Brisella sabía que una de las gemelas era más valiosa que la otra. Conocía al detalle lo que sucedía en el orbe que les había regalado dos años atrás. Una era malvada mientras la otra era bondadosa; una había aprendido las lecciones más caritativas mientras la otra no guardaba amor por ningún ser animado. Pero... no las distinguía. Era incapaz. Eran dos en una, un mismo cuerpo dividido de cara al espejo.
Por mucho que las mirara, juntas o por separado, era absurdo. Ni siquiera las llamaba por su nombre. Y aquel espectro lo sabía. Tal vez, incluso él era incapaz de reconocerlas. Existían las mismas probabilidades de atinar quedándose con la buena que de fallar quedándose con la inútil.
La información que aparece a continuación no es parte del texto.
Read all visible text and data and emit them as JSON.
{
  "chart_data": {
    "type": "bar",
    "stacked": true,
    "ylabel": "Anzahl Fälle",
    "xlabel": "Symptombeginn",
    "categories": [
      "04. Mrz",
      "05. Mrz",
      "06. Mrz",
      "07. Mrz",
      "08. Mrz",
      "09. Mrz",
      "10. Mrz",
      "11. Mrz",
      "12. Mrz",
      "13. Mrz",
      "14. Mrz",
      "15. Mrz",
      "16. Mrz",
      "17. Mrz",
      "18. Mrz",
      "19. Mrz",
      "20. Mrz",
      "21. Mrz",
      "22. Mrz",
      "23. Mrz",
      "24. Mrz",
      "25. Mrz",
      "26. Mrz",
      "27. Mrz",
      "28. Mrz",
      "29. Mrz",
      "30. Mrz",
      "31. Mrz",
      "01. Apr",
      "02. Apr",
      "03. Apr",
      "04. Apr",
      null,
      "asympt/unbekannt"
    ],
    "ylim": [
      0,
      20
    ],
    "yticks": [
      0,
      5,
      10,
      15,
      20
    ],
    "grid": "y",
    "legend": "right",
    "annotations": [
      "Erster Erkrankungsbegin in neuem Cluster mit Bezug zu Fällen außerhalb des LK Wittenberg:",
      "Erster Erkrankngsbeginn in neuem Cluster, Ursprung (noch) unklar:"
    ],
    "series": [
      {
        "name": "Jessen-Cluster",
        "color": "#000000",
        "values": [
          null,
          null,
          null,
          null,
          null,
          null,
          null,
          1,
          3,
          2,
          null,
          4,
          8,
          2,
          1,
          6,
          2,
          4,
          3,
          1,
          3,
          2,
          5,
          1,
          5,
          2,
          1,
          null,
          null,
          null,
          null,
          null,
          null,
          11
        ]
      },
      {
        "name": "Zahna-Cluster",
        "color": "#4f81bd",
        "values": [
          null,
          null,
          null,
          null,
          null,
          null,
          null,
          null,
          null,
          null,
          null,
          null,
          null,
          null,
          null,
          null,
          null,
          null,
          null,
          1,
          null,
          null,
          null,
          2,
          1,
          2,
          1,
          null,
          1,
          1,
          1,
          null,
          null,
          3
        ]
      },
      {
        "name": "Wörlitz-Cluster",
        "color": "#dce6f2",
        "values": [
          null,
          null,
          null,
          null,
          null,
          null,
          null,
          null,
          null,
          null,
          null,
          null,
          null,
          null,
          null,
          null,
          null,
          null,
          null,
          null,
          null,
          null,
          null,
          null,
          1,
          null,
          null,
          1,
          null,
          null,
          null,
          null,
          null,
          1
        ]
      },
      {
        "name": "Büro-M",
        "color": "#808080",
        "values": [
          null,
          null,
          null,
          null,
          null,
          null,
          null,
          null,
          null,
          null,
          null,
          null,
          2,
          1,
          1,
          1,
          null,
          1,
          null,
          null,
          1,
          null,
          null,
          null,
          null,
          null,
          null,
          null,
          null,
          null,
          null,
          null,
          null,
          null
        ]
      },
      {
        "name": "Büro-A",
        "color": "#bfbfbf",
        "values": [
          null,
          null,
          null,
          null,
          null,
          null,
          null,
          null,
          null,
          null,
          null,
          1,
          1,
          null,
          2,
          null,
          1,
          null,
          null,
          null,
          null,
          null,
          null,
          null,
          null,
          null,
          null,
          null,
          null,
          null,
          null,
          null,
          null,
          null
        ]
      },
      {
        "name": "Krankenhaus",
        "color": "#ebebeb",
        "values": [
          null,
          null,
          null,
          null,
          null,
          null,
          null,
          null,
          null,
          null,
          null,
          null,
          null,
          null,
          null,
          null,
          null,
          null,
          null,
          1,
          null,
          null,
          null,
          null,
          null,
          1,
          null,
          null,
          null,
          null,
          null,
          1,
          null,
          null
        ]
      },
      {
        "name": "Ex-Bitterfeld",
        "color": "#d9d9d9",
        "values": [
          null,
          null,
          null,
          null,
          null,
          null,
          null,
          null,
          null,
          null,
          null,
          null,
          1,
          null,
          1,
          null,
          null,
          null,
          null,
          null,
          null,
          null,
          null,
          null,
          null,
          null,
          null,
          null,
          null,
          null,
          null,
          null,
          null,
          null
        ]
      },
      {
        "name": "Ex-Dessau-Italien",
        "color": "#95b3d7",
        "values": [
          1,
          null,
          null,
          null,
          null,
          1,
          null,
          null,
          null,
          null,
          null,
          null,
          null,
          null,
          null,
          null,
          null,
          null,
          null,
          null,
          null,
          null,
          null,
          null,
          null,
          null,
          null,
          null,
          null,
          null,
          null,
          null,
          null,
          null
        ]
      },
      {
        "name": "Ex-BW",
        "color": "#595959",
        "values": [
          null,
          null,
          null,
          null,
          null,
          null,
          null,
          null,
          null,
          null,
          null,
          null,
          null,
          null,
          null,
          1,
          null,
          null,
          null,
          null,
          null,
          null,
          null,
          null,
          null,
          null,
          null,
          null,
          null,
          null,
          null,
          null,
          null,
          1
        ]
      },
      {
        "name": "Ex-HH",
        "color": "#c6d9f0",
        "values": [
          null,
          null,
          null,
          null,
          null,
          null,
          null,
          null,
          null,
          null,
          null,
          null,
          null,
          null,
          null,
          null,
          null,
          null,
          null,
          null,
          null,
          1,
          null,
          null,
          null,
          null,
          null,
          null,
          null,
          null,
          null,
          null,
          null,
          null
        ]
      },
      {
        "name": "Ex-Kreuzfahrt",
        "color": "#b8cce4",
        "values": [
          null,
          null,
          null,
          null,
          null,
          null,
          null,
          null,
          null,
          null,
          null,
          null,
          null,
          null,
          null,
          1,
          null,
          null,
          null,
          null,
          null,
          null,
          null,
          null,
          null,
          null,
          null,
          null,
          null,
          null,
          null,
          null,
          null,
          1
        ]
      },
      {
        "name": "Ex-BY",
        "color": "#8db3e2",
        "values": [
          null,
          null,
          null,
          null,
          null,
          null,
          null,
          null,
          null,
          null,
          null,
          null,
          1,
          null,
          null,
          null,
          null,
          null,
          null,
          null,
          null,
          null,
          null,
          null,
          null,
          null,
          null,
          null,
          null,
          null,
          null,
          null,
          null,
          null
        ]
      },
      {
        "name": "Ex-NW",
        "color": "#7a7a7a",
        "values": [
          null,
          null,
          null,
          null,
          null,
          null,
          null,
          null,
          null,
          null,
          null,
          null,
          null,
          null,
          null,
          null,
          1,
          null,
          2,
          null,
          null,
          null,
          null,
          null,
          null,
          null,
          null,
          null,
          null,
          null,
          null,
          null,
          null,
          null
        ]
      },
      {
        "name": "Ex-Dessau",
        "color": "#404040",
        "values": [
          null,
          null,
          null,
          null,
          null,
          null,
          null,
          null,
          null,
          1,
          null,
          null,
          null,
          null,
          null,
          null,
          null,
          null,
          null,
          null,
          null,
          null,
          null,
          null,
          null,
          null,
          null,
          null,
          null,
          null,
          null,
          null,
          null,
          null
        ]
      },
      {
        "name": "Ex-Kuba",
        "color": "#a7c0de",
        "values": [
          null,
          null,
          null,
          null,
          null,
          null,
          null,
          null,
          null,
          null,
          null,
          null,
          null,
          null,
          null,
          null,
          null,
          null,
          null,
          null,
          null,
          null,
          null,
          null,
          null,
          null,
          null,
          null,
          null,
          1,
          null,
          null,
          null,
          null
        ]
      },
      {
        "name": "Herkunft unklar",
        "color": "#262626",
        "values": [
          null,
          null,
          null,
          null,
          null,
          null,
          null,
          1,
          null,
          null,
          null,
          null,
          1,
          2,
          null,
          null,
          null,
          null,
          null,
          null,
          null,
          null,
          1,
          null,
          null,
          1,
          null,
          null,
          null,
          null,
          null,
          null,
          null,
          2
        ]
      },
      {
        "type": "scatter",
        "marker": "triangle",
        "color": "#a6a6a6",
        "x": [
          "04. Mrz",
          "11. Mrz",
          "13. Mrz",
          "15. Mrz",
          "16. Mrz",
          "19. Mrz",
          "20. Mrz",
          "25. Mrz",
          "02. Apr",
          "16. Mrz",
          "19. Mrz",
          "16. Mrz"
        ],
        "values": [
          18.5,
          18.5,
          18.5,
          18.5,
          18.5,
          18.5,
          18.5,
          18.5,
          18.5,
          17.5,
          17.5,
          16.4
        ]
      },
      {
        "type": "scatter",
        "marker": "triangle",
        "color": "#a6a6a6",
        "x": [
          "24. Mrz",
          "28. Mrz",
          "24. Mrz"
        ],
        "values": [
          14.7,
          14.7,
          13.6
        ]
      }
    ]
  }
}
Aunque aquella mujer buscaba la bondad en una de las niñas, poniendo esta peculiaridad por encima de todas las demás, ella ni siquiera la ostentaba con su misma progenie.
De todas maneras, la niñera había dicho que aquella que ahora se asía a sus faldas desviándose del demonio, había hecho sangrar a la restante; que ya llevaba demasiado tiempo castigándola por su conducta y que entorpecía los planes de creación de su hermana con el orbe, queriendo hacerlo solo suyo.
Era déspota, una tirana. Por mucho que ahora gimoteara, aquellas no eran sino llantos vacíos que no harían mella en alguien tan perspicaz como ella.
—Llévatela.
—¿Ella? ¿Segura?
—Sí.
—Sabes lo que le pasará cuando me la lleve, ¿no tendrás remordimientos?
—Aunque no me dejaras otra opción, tampoco los tendría —respondió con convicción, dejando de lado el miedo—. No regreses nunca.
—Descuida -murmuró, arrebatándole a la niña y esfumándose entre una nube de llamas y humo que cercó por unos instantes a Brisella, achicharrando la piel que no cubrían sus ropajes de seda.
Cayó rendida sobre sus rodillas entre convulsiones, esparciendo la ceniza que había dejado como rastro de aquella ingrata presencia y chillando por ayuda hasta lograr que la encontraran.
Y no fue sino Ebba, con la misma sonrisa que la llenaba de satisfacción mientras aniquilaba a la pastorcilla, la que localizó a la madre. No la recogió ni la socorrió, sino que observó su angustia hasta que llegaron las sirvientas y la cobijaron con paños húmedos.
Brisella se dio cuenta que había cometido el peor error en sus miles de años de existencia.